Philadelphia (CNN) -- Four adults imprisoned in a dark Philadelphia boiler room, beaten and underfed, were confined like zoo animals, federal prosecutors said Wednesday in announcing a 196-count indictment against their alleged captors.
The litany of federal charges against the alleged ringleader and her posse includes the first hate crime case of its kind -- the victims were mentally and physically disabled, the U.S. Attorney's Office said.
Other charges against the five defendants, together and individually, are sex trafficking, murder, fraud and forced human labor, among others.
The defendants, according to prosecutors, held the four victims in subhuman conditions in a scheme to steal Social Security disability payments.
Linda Ann Weston, 52, whom police have described as the ringleader, her daughter, Jean McIntosh, 33, Gregory Thomas, Sr., 49, Eddie Wright, 52, and Nicklaus Woodard, 26, are accused of using isolation, intimidation, threats of violence and violence to control the victims and each defendant had a role in the racketeering enterprise, according to the indictment.
The investigation into Weston and her alleged co-conspirators began when the four adults were found in October 2011 locked in the sub-basement room with no food and only a bucket for a toilet.
According to the indictment, the defendants beat the victims, kept them captive in locked closets, basements and attics, deprived them of adequate food and medical care, and moved them between Pennsylvania, Texas, Virginia, and Florida in order to further the scheme and evade law enforcement.
The defendants also are charged with violating the Matthew Shepard and James Byrd Jr.

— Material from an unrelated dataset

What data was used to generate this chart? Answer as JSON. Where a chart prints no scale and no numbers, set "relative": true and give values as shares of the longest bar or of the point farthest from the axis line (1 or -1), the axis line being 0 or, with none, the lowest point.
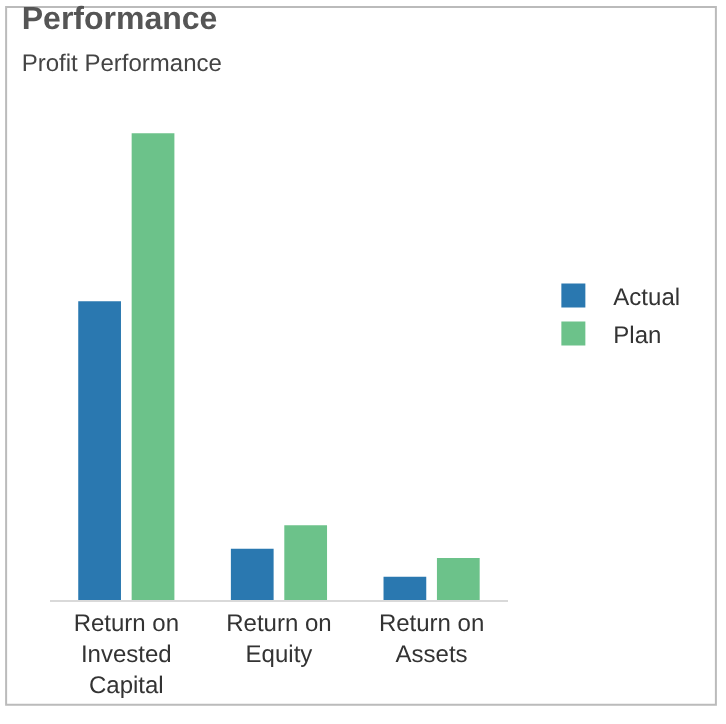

Hate Crimes Prevention Act -- which criminalizes violence motivated by any person's actual or perceived disability, race, color, national origin, religion, sexual orientation, gender, or gender identity -- for their alleged actions against the disabled victims.
"The physically and mentally disabled are among the most vulnerable in our society. They deserve to be treated with respect and compassion, not violence," U.S Attorney Zane David Memeger said in a statement. "Linda Weston and others, in fact, decided to prey on these victims specifically because of their physical and mental challenges and they did so through violence, fear and intimidation for the purpose of stealing Social Security payments that were meant for the victims' long-term care."
As the first hate crimes case of its kind because the victims were disabled, the indictment alleges that Weston's "abusive control and confinement techniques" caused the deaths of two of the victims, including Weston's former roommate, Maxine Lee, who she allegedly continued to collect benefits from after she died of acute meningitis.
The medical examiner said a contributing factor in Lee's death was "cachexia of unknown origin," or malnutrition. The manner of death is listed as "natural causes."
"Shocking does not begin to describe the criminal allegations in this case where the victims were tied up and confined like zoo animals and treated like property akin to slaves," Memeger said.
The four adults held captive -- Edwin Sanabria, Herbert Knowles, Tamara Breeden and Derwin McLemire -- were locked in a pitch-black, 13-by-7 foot room that housed the former boiler used to heat the building, police said.
A penetrating stench of urine and feces still hung in the chamber days after the discovery. McLemire had been chained to the boiler, police said.
"I used the bucket to go to the bathroom. Others used the same bucket," Sanabria testified last January at hearing where a judge ordered the case to go to trial. When asked where he took a bath, he said they "used the same bucket we used to urinate in."
The investigation took several bizarre twists as authorities tried to piece together the evidence in the case, which has spread to at least two other states after detectives discovered that one of the accused had traveled across state lines with the people found in the boiler room.
"Today's Indictment represents just one more step towards closure and healing, not only for the victims of this heinous hate crime, but for the community as a whole," FBI Special Agent-in-Charge John Brosnan said in a statement.
If convicted of all federal charges, each of the defendants faces a statutory maximum sentence of life in prison. Weston potentially faces the death penalty and mandatory restitution of approximately $212,000.
Due to the federal charges, the state plans to withdraw its charges against Weston, Thomas, Wright and McIntosh, according to the district attorney's office in Philadelphia. They were scheduled to go on trial January 28.
Weston's attorney was not immediately available for comment.